Un fiore al mese da Su Nuraghe, Febbraio: ape su girasole

ape su girasole

La legge dello stato n. 313/2004 riconosce l’apicoltura come “attività di interesse nazionale utile per la conservazione dell’ambiente naturale, dell’ecosistema e dell’agricoltura in generale ed è finalizzata a garantire l’impollinazione naturale”. Il valore economico dell’ape per l’agricoltura è stimato centinaia, se non migliaia, di volte superiore a quello del miele prodotto.
In vaste aree della Cina pare che le api siano già scomparse per il 95% a causa del massiccio uso di pesticidi e l’impollinazione delle piante da frutto viene fatta manualmente dagli uomini che distribuiscono il polline fiore per fiore.
Il girasole è una pianta annuale nativa delle Americhe, appartenente alla famiglia delle Asteraceae, con una grande infiorescenza a capolino. Il nome generico (Helianthus annuus) deriva da due parole greche: “helios” (sole) e “anthos” (fiore), per via della tendenza di questa pianta a girare sempre il capolino verso il sole. Il nome specifico (annuus), invece, indica il tipo di ciclo biologico, annuale appunto.

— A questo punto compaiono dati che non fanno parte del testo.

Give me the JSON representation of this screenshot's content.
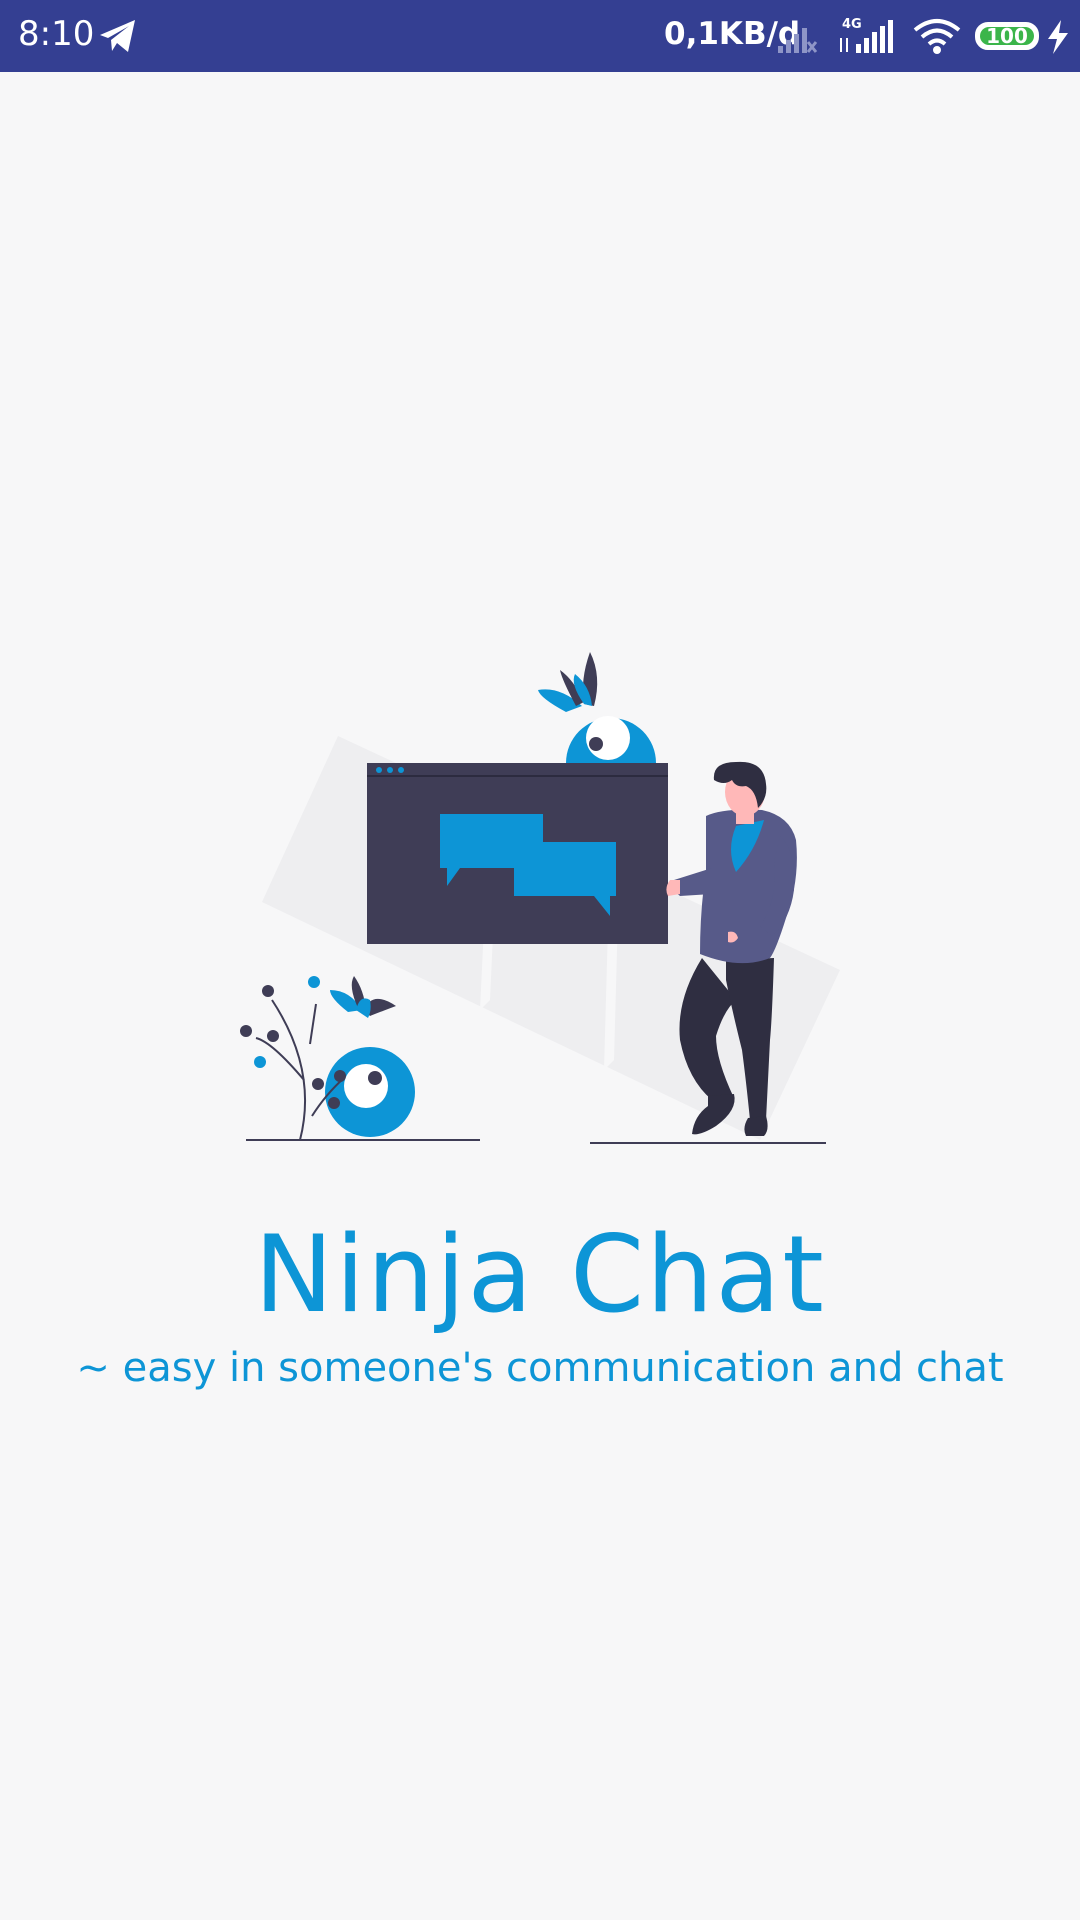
{
  "status_bar": {
    "time": "8:10",
    "network_speed": "0,1KB/d",
    "network_type": "4G",
    "battery_level": "100",
    "icons": [
      "telegram-icon",
      "signal-empty-icon",
      "signal-4g-icon",
      "wifi-icon",
      "battery-icon",
      "charging-icon"
    ]
  },
  "splash": {
    "title": "Ninja Chat",
    "subtitle": "~ easy in someone's communication and chat"
  },
  "colors": {
    "status_bar": "#343f92",
    "accent": "#0d95d6",
    "background": "#f7f7f8",
    "dark": "#3f3d56",
    "battery_green": "#3bb54a"
  }
}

Leggende – Una leggenda sulla sua origine racconta di un amore sofferto tra Clizia, una giovane ninfa e Apollo, dio del Sole. Si narra che Clizia fosse innamorata di Apollo e per questo guardasse sempre il cielo, per seguire gli spostamenti del suo carro. Apollo, lusingato da questo amore, la corteggiò e la sedusse poi però, stancatosi, l’abbandonò. Clizia, addolorata, rimase per giorni immobile in un campo ad osservare il dio Sole che attraversava il cielo con il suo carro di fuoco. I suoi piedi sprofondarono nella terra. Il suo corpo si irrigidì fino a trasformarsi in un esile ma robusto stelo e i suoi capelli divennero gialli. La ninfa era diventata il Girasole. Da quel giorno continuò a seguire il sole nel cielo in ricordo del suo grande amore.

Nella storia – Questo fiore, molto apprezzato e amato da tempi immemorabili, era tra i preferiti del Re Sole durante l’Età vittoriana e Oscar Wilde lo volle come simbolo del movimento estetico che lui stesso aveva fondato. In Italia, poi, poeti come Eugenio Montale e Gabriele D’Annunzio hanno elogiato questa pianta nei propri versi, mentre nelle opere del grande Van Gogh la presenza del fiore è ricorrente.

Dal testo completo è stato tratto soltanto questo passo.